では、なぜ創元推理文庫版「放心家組合」を採ったのか? それは、「訳者あとがき」をご参考に。

私が初めてこの短編を読んだのは、創元推理文庫の『世界推理短編傑作集』の前身である『世界短編傑作集』でした(宇野利泰 訳)。
その後、国書刊行会版を読んだときに、まず何よりビックリしたのは、ヴァルモンが自分のことを「我輩」と呼んでいたことでした。
創元推理文庫版だと「吾輩」ですね。
『世界推理短編傑作集』では「私」と名乗るヴァルモン。随分印象が変わってきます。
短編集全体を通して、少々不遜な感じはあるけれど、どことなく憎めないイメージがついたヴァルモンなら、「我輩・吾輩」がしっくりきます。

なお、『世界推理短編傑作集』「放心家組合」では、各種アンソロジーに採用された際の通例に従って、「話の枕」の部分、すなわち創元推理文庫版で言えば「第1章 空しき哉(かな)、捜索令状」の部分がカットされています。
この枕の部分は、先ほど引用した「フランスとイギリス両国の刑事司法制度の相違の風刺」に関係してくる部分ですので、『世界短編傑作集』でこの短編を読んだことがある人も、ぜひ完訳版で読んでみてください。

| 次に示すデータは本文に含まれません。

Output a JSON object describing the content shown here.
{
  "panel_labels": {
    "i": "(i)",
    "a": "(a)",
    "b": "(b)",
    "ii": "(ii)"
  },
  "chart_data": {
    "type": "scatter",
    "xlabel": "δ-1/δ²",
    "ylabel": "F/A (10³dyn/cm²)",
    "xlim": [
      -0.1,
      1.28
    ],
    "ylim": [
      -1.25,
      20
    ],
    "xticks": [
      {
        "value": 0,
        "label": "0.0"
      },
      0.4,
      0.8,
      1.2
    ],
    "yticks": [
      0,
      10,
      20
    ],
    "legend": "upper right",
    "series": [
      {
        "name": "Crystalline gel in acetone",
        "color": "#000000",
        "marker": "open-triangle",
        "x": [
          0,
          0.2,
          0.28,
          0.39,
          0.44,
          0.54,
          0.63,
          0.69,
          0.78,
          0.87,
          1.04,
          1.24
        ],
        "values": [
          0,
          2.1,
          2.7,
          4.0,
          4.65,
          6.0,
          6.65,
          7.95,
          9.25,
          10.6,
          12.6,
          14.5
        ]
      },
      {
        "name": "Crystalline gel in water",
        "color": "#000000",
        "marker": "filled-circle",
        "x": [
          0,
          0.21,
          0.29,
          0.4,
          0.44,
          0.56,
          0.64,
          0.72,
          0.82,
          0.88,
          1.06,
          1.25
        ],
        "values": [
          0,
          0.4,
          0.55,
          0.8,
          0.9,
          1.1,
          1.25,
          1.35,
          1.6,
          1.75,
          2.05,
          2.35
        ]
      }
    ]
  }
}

クイーンが激賞し、夏目漱石も読み、江戸川乱歩が愛した“奇妙な味”

この「放心家組合」、創元推理文庫『世界推理短編傑作集1』の江戸川乱歩の「序」を読んでみると、内外の短編ベスト10において、いずれも上位に位置していることが分かります。
その面白さは、事件が解決したかと思いきや…というユニークな結末にあると思いますが、それは今日でも古びていません。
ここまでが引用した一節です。